A list from WalletHub released earlier this year ranked Oregon the 30th most financially literate state. It’s not something to brag about and our state’s financial literacy standards are far from perfect. A new survey from COUNTRY Financial found that when it comes to financial matters, 60 percent of Oregonians rely on what they learned from mom and dad. Though the survey found that parents preferred to discuss the birds and the bees or go to the dentist, than talk about finances with their kids, it’s no surprise to see the importance of parents’ role in shaping our kids’ money management skills. Not sure how to broach the topic with your kids?
Here are some simple steps to start the money conversation:
Start young. As soon as kids can count, they can start to learn about money. Early on, use coin banks so they learn how to save, think about money and learn how to share with others. When they are a little older, open a savings account with them. Take them to the bank in person to set up an account and help them set a savings goal.

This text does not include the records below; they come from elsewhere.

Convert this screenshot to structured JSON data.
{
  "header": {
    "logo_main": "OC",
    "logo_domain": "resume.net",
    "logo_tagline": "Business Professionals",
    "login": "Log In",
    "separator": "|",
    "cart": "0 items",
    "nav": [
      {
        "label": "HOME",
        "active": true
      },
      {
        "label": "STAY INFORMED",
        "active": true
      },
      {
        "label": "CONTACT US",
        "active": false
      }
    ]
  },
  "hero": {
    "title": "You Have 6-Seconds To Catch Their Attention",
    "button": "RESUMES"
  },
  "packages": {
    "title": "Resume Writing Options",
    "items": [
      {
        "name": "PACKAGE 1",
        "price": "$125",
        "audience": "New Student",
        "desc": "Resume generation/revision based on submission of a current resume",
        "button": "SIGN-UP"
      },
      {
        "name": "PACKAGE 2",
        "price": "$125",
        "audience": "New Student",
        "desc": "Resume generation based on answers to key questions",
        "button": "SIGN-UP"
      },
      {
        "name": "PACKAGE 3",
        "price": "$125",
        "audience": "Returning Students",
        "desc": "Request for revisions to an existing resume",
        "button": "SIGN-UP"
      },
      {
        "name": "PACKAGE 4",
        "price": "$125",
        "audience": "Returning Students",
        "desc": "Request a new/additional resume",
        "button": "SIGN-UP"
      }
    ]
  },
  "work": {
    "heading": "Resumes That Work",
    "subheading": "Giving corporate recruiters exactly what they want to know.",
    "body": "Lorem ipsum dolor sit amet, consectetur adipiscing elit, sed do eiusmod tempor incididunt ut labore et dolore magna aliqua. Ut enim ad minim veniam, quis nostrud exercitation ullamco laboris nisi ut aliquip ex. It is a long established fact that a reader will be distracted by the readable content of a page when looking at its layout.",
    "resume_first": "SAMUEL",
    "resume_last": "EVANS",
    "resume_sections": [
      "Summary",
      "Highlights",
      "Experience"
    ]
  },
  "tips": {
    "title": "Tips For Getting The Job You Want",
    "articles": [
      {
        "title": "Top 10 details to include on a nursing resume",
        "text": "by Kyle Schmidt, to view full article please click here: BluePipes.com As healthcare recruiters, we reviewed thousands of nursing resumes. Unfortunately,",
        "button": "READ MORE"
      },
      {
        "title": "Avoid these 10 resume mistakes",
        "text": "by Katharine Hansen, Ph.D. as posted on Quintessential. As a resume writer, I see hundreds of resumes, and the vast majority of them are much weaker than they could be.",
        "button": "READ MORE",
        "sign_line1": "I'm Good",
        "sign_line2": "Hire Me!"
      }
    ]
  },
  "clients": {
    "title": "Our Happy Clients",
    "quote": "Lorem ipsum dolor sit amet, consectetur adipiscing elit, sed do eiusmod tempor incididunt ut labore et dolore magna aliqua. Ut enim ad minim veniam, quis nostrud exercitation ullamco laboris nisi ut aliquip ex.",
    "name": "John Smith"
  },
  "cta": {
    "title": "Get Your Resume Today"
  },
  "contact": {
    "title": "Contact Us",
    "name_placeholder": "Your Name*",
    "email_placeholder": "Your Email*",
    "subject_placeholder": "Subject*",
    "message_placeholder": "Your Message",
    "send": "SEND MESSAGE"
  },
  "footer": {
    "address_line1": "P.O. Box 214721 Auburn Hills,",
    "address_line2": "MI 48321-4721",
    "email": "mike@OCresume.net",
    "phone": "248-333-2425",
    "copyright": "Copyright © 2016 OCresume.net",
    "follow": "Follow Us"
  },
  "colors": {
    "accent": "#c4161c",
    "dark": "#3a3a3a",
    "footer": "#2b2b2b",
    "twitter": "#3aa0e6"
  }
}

Use chores or allowances as a teaching tool. When kids are old enough to do chores for an allowance, you can teach them lessons about saving and responsibility. By creating a set dollar amount for chores, kids lean about the relationship between work and money. An allowance can also be a teaching tool, opening up the door to discussions about spending, saving and even investments and donations.

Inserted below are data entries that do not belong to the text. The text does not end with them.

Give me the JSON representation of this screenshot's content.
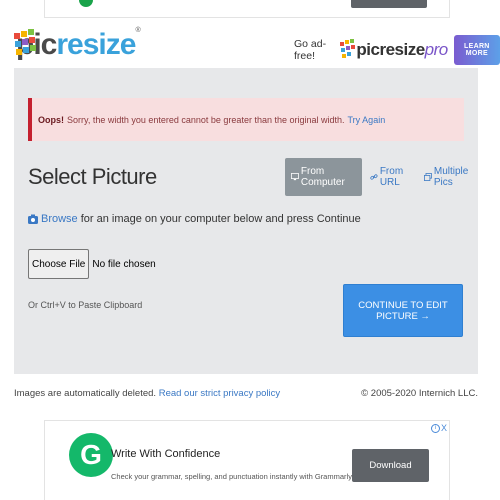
{
  "top_ad": {},
  "header": {
    "logo": {
      "text_pic": "pic",
      "text_resize": "resize",
      "mark": "®"
    },
    "promo": {
      "label": "Go ad-free!",
      "pro_logo_pic": "picresize",
      "pro_logo_pro": "pro",
      "learn_more": "LEARN MORE"
    }
  },
  "alert": {
    "title": "Oops!",
    "message": "Sorry, the width you entered cannot be greater than the original width.",
    "link": "Try Again"
  },
  "select": {
    "title": "Select Picture",
    "tabs": [
      {
        "label": "From Computer",
        "icon": "monitor-icon",
        "active": true
      },
      {
        "label": "From URL",
        "icon": "link-icon",
        "active": false
      },
      {
        "label": "Multiple Pics",
        "icon": "images-icon",
        "active": false
      }
    ],
    "browse_link": "Browse",
    "browse_text": "for an image on your computer below and press Continue",
    "choose_file": "Choose File",
    "no_file": "No file chosen",
    "paste_hint": "Or Ctrl+V to Paste Clipboard",
    "continue": "CONTINUE TO EDIT PICTURE →"
  },
  "footer": {
    "note": "Images are automatically deleted.",
    "privacy_link": "Read our strict privacy policy",
    "copyright": "© 2005-2020 Internich LLC."
  },
  "ad": {
    "close_letter": "X",
    "logo_letter": "G",
    "title": "Write With Confidence",
    "description": "Check your grammar, spelling, and punctuation instantly with Grammarly Grammarly",
    "button": "Download"
  },
  "colors": {
    "accent": "#3c8fe4",
    "alert_bg": "#f8dedf",
    "alert_border": "#c4202f",
    "panel_bg": "#e7e8ea",
    "grammarly": "#14b86a"
  }
}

Introduce a budget. Creating a budget is one of the most important financial habits people can learn to develop. And it’s a great thing to teach kids because it puts financial decisions in their hands. With more experience thinking about and practicing budgeting, it can make it easier for kids to learn responsible money practices. Try the “50-40-10 system” for each allowance or birthday dollar received (save 50%, spend 40% and donate 10%). This concept helps kids understand the importance of categorizing money.